24 marzo 2002 – LE PALME

Is 50,4-7 / Fil 2,6-11 / Mt 16,14 – 17,66

 

RESTATE E VEGLIATE CON ME

Mt 26,38

Di fronte alla passione imminente Gesù prega con tutte le forze del suo spirito, lotta contro la paura e l’orrore della morte, si getta nell’amore del Padre per essere fedele fino in fondo alla sua volontà ed aiuta Pietro, Giacomo e Giovanni a fare altrettanto.

Egli è il modello per chi deve affrontare la prova, è il fratello che si mette in noi in quel momento difficile. Egli ci invita a “restare con Lui e a vegliare con Lui”.

Ogni giorno incontriamo piccole o grandi prove. Dio le permette non perché ci scoraggiamo ma perché, superandole, maturiamo spiritualmente. Per superarle occorre restare con Gesù per imparare da Lui ad affidarci al Padre e a credere al Suo Amore.

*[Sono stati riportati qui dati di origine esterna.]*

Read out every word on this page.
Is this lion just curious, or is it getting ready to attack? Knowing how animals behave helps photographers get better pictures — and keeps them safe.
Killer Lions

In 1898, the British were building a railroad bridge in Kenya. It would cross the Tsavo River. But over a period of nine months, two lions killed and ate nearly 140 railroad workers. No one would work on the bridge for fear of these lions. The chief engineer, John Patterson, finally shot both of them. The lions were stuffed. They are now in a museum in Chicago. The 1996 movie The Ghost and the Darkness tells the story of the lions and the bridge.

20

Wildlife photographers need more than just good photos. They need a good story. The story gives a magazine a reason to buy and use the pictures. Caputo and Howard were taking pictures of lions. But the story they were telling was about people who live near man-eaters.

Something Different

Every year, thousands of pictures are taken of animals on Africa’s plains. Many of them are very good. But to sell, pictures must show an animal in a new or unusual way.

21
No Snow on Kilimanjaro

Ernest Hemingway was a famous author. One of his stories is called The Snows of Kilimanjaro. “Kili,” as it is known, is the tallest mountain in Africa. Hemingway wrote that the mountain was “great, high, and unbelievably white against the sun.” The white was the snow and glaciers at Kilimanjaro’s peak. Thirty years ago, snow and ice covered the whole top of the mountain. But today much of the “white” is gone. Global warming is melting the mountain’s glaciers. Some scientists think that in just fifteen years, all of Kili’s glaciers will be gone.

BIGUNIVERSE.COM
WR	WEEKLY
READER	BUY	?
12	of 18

E occorre vigilare. È vigilante chi non si lascia vincere dal sonno spirituale, chi è pronto ad andare incontro alla volontà di Dio, chi sa leggere le difficoltà e le sofferenze di ogni giorno alla luce dell’amore di Dio. Chi vigila ricorre alla preghiera perché, conoscendo la propria debolezza, chiede a Dio di poter vincere la prova con la forza che viene dallo Spirito.

A Caterina da Siena, dopo una grave tentazione vinta con supremo sforzo, apparve Gesù crocifisso: “Caterina, le disse, vedi quanto ho patito per te? Non ti rincresca, dunque, di patire per me...” Ma lei: “Signore mio, dov’eri quando il mio cuore era tribolato da tante tentazioni?”. E il Signore: “Stavo nel tuo cuore” (G. Joergensen, p. 49).

In questa Settimana Santa, restiamo e vegliamo con Gesù, crediamo che Lui è nel nostro cuore per aiutarci ad unire alla sua offerta le nostre sofferenze e quelle di tutta l’umanità. Portiamo con Gesù il mondo al Padre, perché ogni realtà possa essere avvolta dal mistero pasquale.

D. P. e L. C.

Mi era stato diagnosticato un disturbo di origine psichica che ha reso necessari tre successivi ricoveri  nel reparto psichiatrico.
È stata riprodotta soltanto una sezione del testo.